There are several limitations that must be addressed before CTC analysis can be widely employed in the clinic, despite the fact that it has showed promise in the diagnosis and treatment of lung cancer. One of the major limitations is the low sensitivity of CTC detection methods. The number of CTCs in the bloodstream is usually very low, and current methods for CTC detection and isolation may miss a significant proportion of these cells. This may limit the clinical value of CTC analysis and lead to false negative results. The diversity of CTCs presents another difficulty.

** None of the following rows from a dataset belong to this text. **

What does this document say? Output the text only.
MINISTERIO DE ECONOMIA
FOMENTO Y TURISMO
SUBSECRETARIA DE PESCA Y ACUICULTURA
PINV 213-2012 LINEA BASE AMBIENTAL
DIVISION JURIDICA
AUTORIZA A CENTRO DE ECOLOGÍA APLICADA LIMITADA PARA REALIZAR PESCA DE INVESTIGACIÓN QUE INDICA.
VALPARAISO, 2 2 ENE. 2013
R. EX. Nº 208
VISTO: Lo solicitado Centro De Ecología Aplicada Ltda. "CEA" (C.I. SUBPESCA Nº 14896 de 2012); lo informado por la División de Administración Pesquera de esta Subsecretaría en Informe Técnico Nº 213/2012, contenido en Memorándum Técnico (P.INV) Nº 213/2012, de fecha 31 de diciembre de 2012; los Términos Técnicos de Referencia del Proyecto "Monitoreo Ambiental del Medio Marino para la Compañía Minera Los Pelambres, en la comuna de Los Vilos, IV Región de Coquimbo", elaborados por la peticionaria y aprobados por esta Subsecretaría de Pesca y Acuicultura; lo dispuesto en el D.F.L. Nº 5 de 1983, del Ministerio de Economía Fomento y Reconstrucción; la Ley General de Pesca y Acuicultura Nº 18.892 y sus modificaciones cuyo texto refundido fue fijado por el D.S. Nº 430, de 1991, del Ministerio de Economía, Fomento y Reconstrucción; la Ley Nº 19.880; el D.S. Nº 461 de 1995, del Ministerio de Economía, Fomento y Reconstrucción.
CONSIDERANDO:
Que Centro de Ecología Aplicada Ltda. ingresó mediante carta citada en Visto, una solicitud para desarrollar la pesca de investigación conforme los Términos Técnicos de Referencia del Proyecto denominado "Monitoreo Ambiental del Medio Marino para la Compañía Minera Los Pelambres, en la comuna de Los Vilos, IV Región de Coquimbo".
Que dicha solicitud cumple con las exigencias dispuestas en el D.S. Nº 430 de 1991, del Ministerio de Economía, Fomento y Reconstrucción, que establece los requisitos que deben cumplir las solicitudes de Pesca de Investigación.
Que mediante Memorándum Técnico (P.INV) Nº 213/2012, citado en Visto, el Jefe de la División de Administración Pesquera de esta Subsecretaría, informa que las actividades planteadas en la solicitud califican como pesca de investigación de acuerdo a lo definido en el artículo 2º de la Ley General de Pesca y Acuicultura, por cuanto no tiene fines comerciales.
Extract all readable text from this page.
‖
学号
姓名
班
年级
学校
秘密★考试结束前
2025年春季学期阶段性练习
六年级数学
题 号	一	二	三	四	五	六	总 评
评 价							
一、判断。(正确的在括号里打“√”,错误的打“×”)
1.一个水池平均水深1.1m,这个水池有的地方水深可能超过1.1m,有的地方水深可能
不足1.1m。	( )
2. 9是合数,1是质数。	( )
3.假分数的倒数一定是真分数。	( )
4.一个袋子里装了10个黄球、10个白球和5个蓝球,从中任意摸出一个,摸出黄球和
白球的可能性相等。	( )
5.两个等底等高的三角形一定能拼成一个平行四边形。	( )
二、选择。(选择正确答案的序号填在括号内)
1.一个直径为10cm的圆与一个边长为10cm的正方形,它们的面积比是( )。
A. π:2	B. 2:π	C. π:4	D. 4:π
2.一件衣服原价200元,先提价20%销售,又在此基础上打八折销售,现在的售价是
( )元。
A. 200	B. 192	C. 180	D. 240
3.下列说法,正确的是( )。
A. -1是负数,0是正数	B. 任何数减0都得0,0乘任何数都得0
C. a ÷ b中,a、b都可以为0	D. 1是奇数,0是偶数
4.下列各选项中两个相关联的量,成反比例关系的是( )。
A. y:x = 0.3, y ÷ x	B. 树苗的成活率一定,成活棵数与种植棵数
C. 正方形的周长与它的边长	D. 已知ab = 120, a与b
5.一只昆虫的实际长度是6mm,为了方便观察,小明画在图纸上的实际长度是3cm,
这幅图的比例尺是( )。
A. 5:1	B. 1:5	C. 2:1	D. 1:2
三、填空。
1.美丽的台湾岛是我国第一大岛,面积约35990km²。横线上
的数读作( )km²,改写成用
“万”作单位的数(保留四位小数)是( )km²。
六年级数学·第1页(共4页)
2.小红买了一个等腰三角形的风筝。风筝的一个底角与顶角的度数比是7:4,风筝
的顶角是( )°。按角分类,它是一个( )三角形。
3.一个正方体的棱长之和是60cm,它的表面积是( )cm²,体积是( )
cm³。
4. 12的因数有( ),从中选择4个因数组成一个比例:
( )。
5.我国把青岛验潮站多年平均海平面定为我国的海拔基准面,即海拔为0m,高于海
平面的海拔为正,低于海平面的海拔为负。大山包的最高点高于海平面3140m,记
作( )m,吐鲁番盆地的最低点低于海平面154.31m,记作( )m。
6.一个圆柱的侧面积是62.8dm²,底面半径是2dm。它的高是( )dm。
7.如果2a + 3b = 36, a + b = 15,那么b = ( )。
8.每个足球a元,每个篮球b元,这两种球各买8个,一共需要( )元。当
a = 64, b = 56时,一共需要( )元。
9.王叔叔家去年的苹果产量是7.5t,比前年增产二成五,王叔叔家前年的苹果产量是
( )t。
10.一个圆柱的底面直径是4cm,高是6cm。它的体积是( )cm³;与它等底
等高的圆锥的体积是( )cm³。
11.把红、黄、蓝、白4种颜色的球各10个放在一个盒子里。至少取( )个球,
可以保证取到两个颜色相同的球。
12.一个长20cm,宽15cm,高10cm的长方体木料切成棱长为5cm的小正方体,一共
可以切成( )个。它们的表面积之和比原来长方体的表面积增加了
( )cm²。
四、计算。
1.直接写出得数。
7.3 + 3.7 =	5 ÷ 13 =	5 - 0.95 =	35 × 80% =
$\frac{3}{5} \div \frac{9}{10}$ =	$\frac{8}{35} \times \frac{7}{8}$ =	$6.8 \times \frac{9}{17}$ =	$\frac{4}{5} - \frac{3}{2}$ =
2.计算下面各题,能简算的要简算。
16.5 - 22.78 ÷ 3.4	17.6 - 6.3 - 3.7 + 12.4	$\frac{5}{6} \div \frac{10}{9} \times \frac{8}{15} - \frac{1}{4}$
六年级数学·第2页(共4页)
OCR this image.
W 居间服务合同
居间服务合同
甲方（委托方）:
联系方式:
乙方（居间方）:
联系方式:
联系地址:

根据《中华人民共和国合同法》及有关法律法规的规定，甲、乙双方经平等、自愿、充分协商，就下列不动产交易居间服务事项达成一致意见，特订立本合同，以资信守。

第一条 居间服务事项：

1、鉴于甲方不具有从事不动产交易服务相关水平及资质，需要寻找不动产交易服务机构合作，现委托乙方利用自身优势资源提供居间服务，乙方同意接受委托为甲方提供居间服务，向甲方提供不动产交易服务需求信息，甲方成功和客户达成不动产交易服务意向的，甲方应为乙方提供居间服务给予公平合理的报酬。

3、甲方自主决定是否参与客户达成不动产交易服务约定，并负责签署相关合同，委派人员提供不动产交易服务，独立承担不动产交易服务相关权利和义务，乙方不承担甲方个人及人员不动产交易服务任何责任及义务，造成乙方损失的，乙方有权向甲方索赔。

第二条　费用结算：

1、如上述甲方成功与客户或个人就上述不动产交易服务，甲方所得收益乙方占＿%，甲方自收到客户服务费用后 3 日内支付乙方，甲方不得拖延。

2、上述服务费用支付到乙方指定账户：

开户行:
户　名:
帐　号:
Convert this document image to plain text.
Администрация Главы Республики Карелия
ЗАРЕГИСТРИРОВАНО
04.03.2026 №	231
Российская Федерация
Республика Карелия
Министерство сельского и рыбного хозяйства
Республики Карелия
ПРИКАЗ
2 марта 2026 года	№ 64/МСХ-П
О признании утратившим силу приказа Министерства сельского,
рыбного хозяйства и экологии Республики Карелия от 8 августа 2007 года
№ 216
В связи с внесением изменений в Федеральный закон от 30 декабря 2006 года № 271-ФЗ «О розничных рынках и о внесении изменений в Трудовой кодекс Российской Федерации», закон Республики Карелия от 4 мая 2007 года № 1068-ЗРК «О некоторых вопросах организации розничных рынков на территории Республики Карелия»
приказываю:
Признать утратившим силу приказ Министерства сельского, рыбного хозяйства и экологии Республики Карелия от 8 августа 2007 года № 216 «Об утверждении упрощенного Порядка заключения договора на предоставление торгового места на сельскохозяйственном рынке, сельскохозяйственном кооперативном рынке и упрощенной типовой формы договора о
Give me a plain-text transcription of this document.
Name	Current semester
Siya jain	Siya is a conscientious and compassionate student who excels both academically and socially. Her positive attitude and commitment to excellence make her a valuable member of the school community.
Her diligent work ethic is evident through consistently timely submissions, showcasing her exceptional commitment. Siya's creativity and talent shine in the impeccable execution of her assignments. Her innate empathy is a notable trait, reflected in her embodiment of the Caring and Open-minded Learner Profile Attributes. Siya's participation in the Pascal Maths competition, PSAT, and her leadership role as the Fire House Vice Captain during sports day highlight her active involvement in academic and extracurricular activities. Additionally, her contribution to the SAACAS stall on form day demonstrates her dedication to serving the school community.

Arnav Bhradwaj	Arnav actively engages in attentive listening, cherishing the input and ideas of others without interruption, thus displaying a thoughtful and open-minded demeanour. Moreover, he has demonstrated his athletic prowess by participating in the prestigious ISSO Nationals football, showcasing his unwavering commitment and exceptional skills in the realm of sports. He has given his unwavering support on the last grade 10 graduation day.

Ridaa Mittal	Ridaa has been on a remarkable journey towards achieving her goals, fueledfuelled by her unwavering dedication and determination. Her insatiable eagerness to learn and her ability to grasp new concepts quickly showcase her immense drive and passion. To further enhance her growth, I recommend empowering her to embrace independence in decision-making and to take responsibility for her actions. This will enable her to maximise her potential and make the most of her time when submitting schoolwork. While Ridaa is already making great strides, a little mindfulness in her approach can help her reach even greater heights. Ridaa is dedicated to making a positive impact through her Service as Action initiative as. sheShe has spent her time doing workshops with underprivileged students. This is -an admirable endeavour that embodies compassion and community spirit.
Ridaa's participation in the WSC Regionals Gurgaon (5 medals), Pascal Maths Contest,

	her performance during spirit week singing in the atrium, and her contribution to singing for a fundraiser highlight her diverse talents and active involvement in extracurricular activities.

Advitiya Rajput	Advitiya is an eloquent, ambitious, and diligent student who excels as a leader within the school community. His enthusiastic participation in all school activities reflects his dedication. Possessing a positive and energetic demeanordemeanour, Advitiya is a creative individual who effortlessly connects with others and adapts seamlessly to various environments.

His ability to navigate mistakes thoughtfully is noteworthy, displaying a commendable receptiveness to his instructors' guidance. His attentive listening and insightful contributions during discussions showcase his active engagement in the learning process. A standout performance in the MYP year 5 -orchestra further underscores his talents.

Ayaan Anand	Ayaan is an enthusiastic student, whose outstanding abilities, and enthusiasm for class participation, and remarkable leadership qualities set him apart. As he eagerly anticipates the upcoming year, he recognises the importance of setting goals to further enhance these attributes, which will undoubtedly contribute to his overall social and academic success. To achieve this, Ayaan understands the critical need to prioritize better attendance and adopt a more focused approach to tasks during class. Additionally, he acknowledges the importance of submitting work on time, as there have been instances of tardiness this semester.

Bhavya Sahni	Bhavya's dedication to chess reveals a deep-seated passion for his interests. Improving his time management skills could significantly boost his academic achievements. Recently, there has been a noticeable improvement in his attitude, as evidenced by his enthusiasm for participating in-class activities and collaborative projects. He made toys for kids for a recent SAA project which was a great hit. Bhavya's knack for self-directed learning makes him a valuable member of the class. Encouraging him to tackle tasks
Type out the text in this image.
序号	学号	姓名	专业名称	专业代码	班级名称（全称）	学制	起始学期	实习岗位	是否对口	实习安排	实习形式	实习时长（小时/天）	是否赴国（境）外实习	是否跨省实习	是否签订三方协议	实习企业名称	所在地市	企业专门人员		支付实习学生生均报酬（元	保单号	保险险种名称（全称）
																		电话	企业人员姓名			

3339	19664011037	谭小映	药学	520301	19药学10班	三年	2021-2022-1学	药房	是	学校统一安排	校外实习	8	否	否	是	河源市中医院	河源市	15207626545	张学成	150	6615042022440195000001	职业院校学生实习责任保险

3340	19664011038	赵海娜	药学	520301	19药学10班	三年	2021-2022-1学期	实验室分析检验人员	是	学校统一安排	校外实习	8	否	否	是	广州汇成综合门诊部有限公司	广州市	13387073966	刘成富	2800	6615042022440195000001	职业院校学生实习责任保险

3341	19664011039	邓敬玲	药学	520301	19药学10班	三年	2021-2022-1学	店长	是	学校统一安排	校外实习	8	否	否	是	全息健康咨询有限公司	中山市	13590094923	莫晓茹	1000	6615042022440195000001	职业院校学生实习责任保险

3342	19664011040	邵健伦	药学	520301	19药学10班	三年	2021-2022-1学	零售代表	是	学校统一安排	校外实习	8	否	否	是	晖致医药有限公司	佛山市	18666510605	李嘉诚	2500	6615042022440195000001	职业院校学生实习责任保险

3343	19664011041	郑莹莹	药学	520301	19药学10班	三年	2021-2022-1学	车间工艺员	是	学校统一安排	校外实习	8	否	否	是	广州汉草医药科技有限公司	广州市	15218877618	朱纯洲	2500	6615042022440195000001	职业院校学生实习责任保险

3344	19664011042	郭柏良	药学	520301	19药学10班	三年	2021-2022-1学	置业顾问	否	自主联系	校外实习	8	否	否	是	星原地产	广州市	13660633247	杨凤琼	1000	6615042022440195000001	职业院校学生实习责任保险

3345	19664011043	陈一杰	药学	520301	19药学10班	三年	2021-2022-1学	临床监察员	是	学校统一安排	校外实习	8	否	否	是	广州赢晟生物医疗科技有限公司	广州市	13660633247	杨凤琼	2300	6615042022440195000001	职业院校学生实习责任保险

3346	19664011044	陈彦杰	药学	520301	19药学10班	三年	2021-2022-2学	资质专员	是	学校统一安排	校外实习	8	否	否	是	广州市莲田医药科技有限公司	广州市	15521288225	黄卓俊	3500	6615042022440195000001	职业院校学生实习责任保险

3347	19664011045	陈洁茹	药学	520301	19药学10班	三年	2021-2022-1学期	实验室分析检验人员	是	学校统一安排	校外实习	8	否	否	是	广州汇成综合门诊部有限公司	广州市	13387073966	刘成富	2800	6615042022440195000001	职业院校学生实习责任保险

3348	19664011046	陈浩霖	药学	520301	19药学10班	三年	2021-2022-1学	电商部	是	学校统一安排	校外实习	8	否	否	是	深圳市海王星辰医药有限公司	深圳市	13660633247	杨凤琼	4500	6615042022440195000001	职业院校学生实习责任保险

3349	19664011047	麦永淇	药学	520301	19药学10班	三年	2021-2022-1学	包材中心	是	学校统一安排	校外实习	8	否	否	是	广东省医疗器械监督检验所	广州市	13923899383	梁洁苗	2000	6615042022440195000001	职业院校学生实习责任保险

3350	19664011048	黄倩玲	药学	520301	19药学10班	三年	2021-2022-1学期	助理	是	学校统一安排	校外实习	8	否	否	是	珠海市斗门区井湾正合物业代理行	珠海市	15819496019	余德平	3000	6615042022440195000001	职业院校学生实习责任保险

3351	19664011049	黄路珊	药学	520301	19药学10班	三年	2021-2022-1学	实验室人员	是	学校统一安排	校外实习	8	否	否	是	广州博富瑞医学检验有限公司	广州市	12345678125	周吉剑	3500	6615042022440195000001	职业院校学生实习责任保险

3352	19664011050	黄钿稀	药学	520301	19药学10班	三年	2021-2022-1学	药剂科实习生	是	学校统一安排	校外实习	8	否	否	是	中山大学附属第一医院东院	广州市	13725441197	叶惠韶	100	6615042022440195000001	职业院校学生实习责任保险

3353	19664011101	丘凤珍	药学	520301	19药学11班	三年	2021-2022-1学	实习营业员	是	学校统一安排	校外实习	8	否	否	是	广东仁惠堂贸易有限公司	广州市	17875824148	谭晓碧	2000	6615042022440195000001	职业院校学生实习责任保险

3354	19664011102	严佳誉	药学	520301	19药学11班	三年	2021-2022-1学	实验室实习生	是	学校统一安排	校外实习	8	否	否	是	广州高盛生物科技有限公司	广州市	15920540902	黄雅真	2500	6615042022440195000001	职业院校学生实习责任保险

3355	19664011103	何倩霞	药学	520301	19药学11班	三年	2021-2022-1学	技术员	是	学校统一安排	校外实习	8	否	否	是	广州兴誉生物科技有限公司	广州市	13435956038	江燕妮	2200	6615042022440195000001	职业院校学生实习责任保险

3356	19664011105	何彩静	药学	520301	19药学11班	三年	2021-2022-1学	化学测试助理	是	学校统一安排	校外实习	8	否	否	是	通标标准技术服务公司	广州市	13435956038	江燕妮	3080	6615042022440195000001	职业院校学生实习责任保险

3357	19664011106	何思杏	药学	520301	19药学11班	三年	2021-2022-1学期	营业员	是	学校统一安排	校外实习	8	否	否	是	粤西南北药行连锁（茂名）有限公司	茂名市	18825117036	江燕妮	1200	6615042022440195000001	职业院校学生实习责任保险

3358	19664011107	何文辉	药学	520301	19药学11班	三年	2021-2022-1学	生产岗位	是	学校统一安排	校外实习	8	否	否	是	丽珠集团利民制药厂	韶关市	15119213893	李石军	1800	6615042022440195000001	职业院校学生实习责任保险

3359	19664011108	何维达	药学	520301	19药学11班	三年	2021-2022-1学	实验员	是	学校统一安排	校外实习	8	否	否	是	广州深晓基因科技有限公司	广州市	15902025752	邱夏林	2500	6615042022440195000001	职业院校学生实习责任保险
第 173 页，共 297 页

In contrast to the primary tumor or other CTCs, CTCs are a diverse population of cells that may exhibit various phenotypic and genetic characteristics. This heterogeneity can make it difficult to identify and isolate CTCs that are representative of the entire tumor and to develop targeted therapies.602,603 Furthermore, CTCs are often found in a dormant state, meaning they are not actively dividing or producing detectable levels of tumor markers. This can make it challenging to monitor the response of the tumor to therapy using CTC analysis alone. Finally, there are technical challenges correlated with CTC analysis, such as the need for specialized equipment and expertise, which may limit the availability and accessibility of this technology to all patients. Addressing these limitations may require the development of new technologies and methods for the detection and analysis of CTCs as well as an improved comprehension of CTC biology and role in lung cancer.604,605

This review has encapsulated the obstacles surrounding the genesis of CTCs in the context of cancers, as well as the effect of epigenetics modifications on CTCs pertaining to EMT, immune surveillance, cluster formation, and colonization. The epigenetic modifications resulting from DNA methylation in CTCs may serve as a key to unlock the underlying mechanisms of metastasis in lung cancer, and holds significant promise in the areas of lung cancer diagnosis, prognosis, and treatment.